W. B. Yeats was an Irish poet born in Dublin. He spent some of his youth in London, returning with his parents and siblings to Ireland in 1881, only to return to London again with his family in 1887.
Yeats always felt his vocation to be that of a poet. His first poems were published in 1885 in the Dublin University Review. This was the beginning of an extremely large oeuvre of poetry and plays. Outside of his writing, he was interested in theosophy and was a member of the Golden Dawn, as well as holding membership to many literary and hermetic clubs. He was friends with fellow poet Ezra Pound, and was awarded the Nobel Prize for Poetry in 1923.

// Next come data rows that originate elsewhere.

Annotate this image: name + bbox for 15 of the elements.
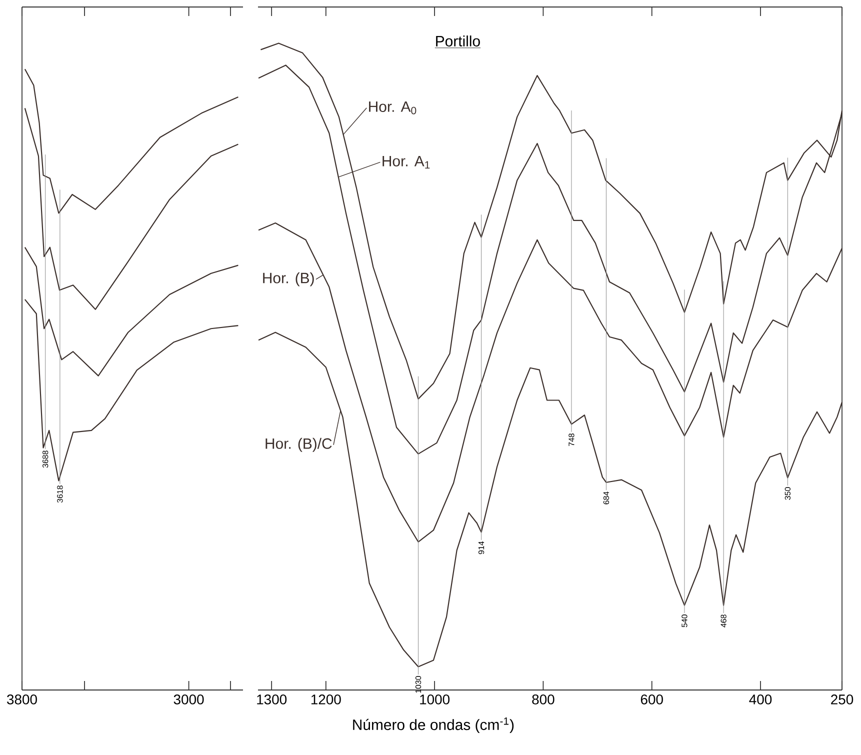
x-axis-title: Número de ondas (cm$^{-1}$) [353,718,514,734]
series-label: Hor. (B)/C [266,438,332,452]
legend-label: Hor. A$_{1}$ [382,156,430,168]
x-tick-label: 1300 [257,694,287,704]
x-tick-label: 250 [831,694,854,704]
chart-title: Portillo [436,36,480,46]
x-tick-label: 1000 [420,694,450,704]
x-tick-label: 1200 [311,694,341,704]
x-tick-label: 3000 [174,694,204,704]
x-tick-label: 600 [640,694,663,704]
x-tick-label: 3800 [7,694,37,704]
x-tick-label: 400 [749,694,772,704]
series-label: Hor. (B) [263,272,314,286]
x-tick-label: 800 [532,694,554,704]
text: Hor. A$_{0}$ [369,102,416,114]
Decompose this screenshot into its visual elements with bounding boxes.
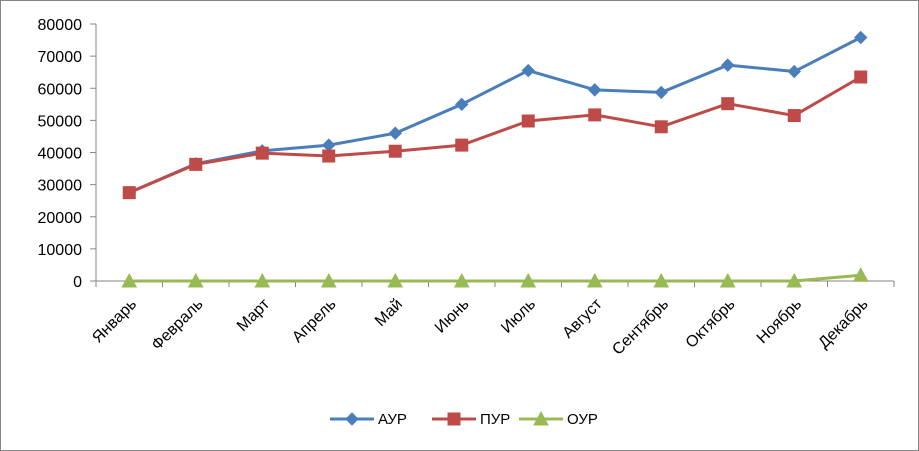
data-point-series-2	[520, 272, 537, 288]
y-tick-label: 40000	[38, 146, 83, 163]
data-point-series-1	[388, 144, 402, 158]
data-point-series-0	[854, 30, 868, 45]
data-point-series-1	[189, 157, 203, 171]
y-tick-label: 60000	[38, 81, 83, 98]
legend-swatch-marker	[533, 410, 549, 426]
x-tick-label: Январь	[89, 296, 140, 347]
data-point-series-0	[322, 138, 336, 152]
legend-label: АУР	[378, 411, 407, 428]
data-point-series-0	[455, 97, 469, 112]
x-tick-label: Июнь	[432, 296, 473, 337]
y-tick-label: 50000	[38, 113, 83, 130]
data-point-series-2	[786, 272, 803, 288]
legend-swatch-marker	[345, 412, 359, 426]
data-point-series-2	[387, 272, 404, 288]
data-point-series-1	[322, 149, 336, 163]
x-tick-label: Июль	[498, 296, 539, 337]
data-point-series-0	[388, 126, 402, 140]
y-axis: 0 10000 20000 30000 40000 50000 60000 70000 8000…	[38, 17, 97, 291]
data-point-series-1	[854, 70, 868, 84]
x-tick-label: Февраль	[149, 296, 207, 354]
data-point-series-0	[654, 85, 668, 100]
y-tick-label: 20000	[38, 210, 83, 227]
data-point-series-1	[455, 138, 469, 152]
legend: АУР ПУР ОУР	[330, 410, 598, 428]
y-tick-label: 70000	[38, 49, 83, 66]
data-point-series-2	[586, 272, 603, 288]
legend-swatch-marker	[447, 412, 461, 426]
data-point-series-1	[654, 120, 668, 134]
series-line-2	[129, 273, 861, 283]
x-tick-label: Март	[234, 295, 274, 335]
data-point-series-1	[787, 109, 801, 123]
data-point-series-1	[255, 146, 269, 160]
data-point-series-1	[721, 97, 735, 111]
data-point-series-2	[852, 267, 869, 282]
x-tick-label: Ноябрь	[754, 296, 805, 347]
data-point-series-1	[521, 114, 535, 128]
data-point-series-1	[122, 186, 136, 200]
data-point-series-2	[453, 272, 470, 288]
data-point-series-2	[121, 272, 138, 288]
y-tick-label: 80000	[38, 17, 83, 34]
data-point-series-0	[521, 63, 535, 78]
x-axis: Январь Февраль Март Апрель Май Июнь Июль Август…	[89, 280, 895, 359]
data-point-series-2	[187, 272, 204, 288]
y-tick-label: 30000	[38, 178, 83, 195]
y-tick-label: 0	[73, 274, 82, 291]
x-tick-label: Апрель	[289, 296, 339, 346]
y-tick-label: 10000	[38, 242, 83, 259]
series-area	[121, 30, 869, 288]
x-tick-label: Сентябрь	[609, 296, 672, 359]
series-line-0	[128, 36, 862, 195]
x-tick-label: Октябрь	[683, 296, 739, 352]
data-point-series-1	[588, 108, 602, 122]
data-point-series-2	[254, 272, 271, 288]
x-tick-label: Май	[372, 296, 406, 330]
series-line-1	[128, 75, 862, 195]
legend-label: ПУР	[480, 411, 510, 428]
data-point-series-2	[719, 272, 736, 288]
data-point-series-0	[588, 83, 602, 97]
x-tick-label: Август	[560, 295, 607, 342]
data-point-series-2	[653, 272, 670, 288]
data-point-series-0	[787, 64, 801, 79]
data-point-series-0	[721, 58, 735, 72]
x-tick-label: Декабрь	[815, 296, 871, 352]
legend-label: ОУР	[567, 411, 598, 428]
data-point-series-2	[320, 272, 337, 288]
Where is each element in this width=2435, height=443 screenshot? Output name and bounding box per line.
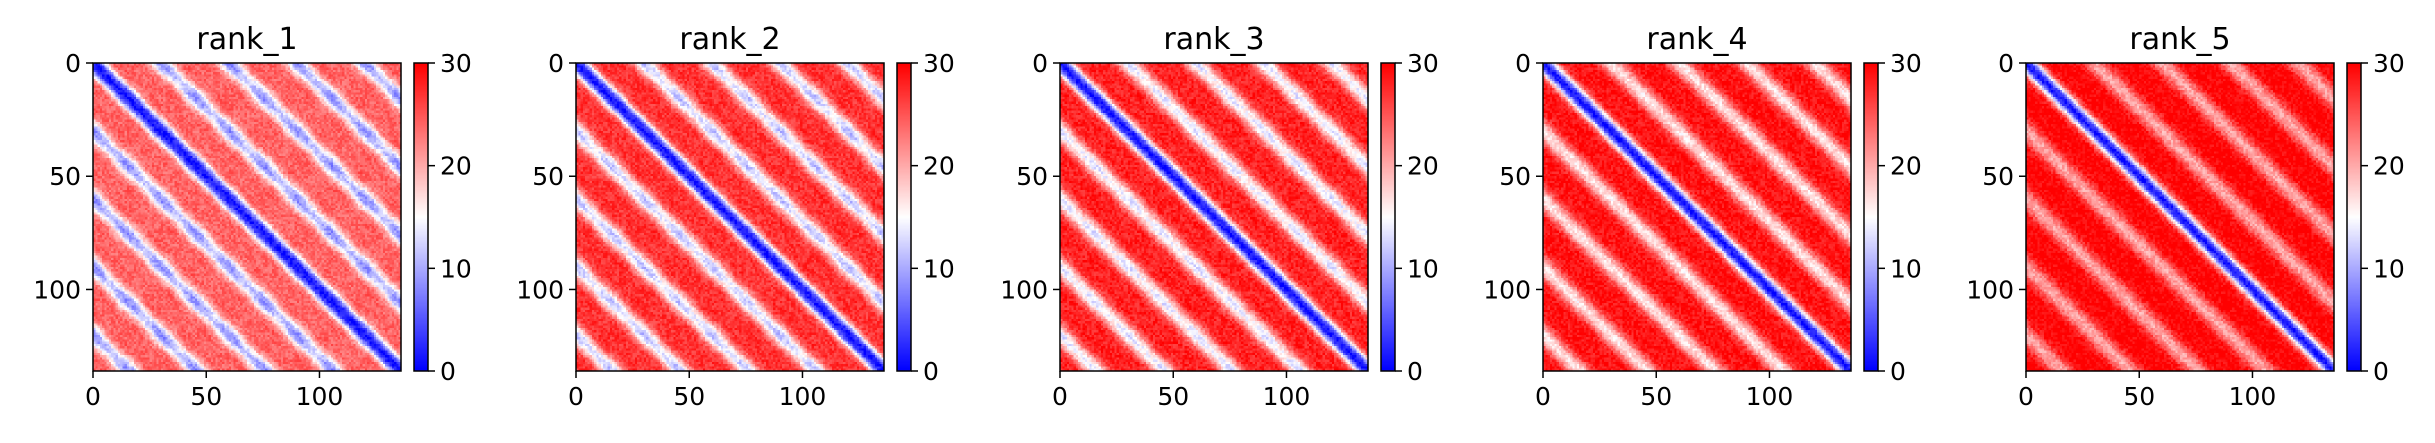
x-tick-label: 50	[1640, 382, 1672, 411]
y-tick-label: 50	[1016, 162, 1048, 191]
panel-5: rank_5 0 50 100 0 50 100 0 10 20 30	[1966, 22, 2405, 411]
heatmap-image	[93, 63, 401, 371]
y-tick-label: 100	[1966, 275, 2014, 304]
colorbar-frame	[1380, 62, 1396, 372]
x-tick-label: 0	[2018, 382, 2034, 411]
plot-frame	[575, 62, 885, 372]
x-tick-label: 0	[85, 382, 101, 411]
colorbar-tick-label: 20	[440, 152, 472, 181]
plot-frame	[1059, 62, 1369, 372]
x-tick-label: 100	[1263, 382, 1311, 411]
colorbar-tick-label: 10	[1890, 254, 1922, 283]
y-tick-label: 50	[1982, 162, 2014, 191]
colorbar-gradient	[2347, 63, 2361, 371]
y-tick-label: 0	[1998, 49, 2014, 78]
panel-3: rank_3 0 50 100 0 50 100 0 10 20 30	[1000, 22, 1439, 411]
colorbar-tick-label: 20	[1407, 152, 1439, 181]
colorbar-tick-label: 20	[1890, 152, 1922, 181]
plot-frame	[2025, 62, 2335, 372]
colorbar-frame	[413, 62, 429, 372]
colorbar-tick-label: 30	[923, 49, 955, 78]
panel-title: rank_1	[196, 22, 297, 57]
colorbar-tick-label: 0	[440, 357, 456, 386]
colorbar-frame	[1863, 62, 1879, 372]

Yeats is known for the contradictions in both his life and work, particularly between his Romanticism and his Modernism. He saw himself as one of the ‘last Romantics’, but is also situated as part of the Modernist movement as well. His identification with Romanticism is evident in his work through the celebration of Irish myth and legend, the supernatural and pastoral themes. “The Lake Isle of Innisfree” (1890) is a poem that is connected to this period, where Yeats idealises a small lake island from his youth as a place of escape.
He later began to write poetry in a more Modernist style as a response to the new world with the advent of the First World War, as well as the turbulence he was witnessing in Ireland’s civil war which was also flaring up at that time. The poems that are associated with this style begin with his collection Responsibilities (1914). The poem “September 1913” is a hallmark of Yeats’ Modernist style, as it engages with the present rather than the past as found in his Romantic poetry, though it does compare the present unfavourably with the past.
He was also contradictory in his relationship with Ireland. He was both patriotic towards and heavily critical of his home country. He strongly supported independence from Britain, but was appalled at the violence that was used to try and achieve it. His poem "The Second Coming" describes his feeling that events were spinning out of control, that the worst and most violent elements had the upper hand, and that 2000 years of Christian civilisation may be at an end.
Yeats became a monumental fixture in modern poetry. His critical reputation was secured when T. S. Eliot gave a lecture entitled “The Poetry of W. B. Yeats” at the Abbey Theatre in June 1940. There has been consistent scholarship on his poetry ever since.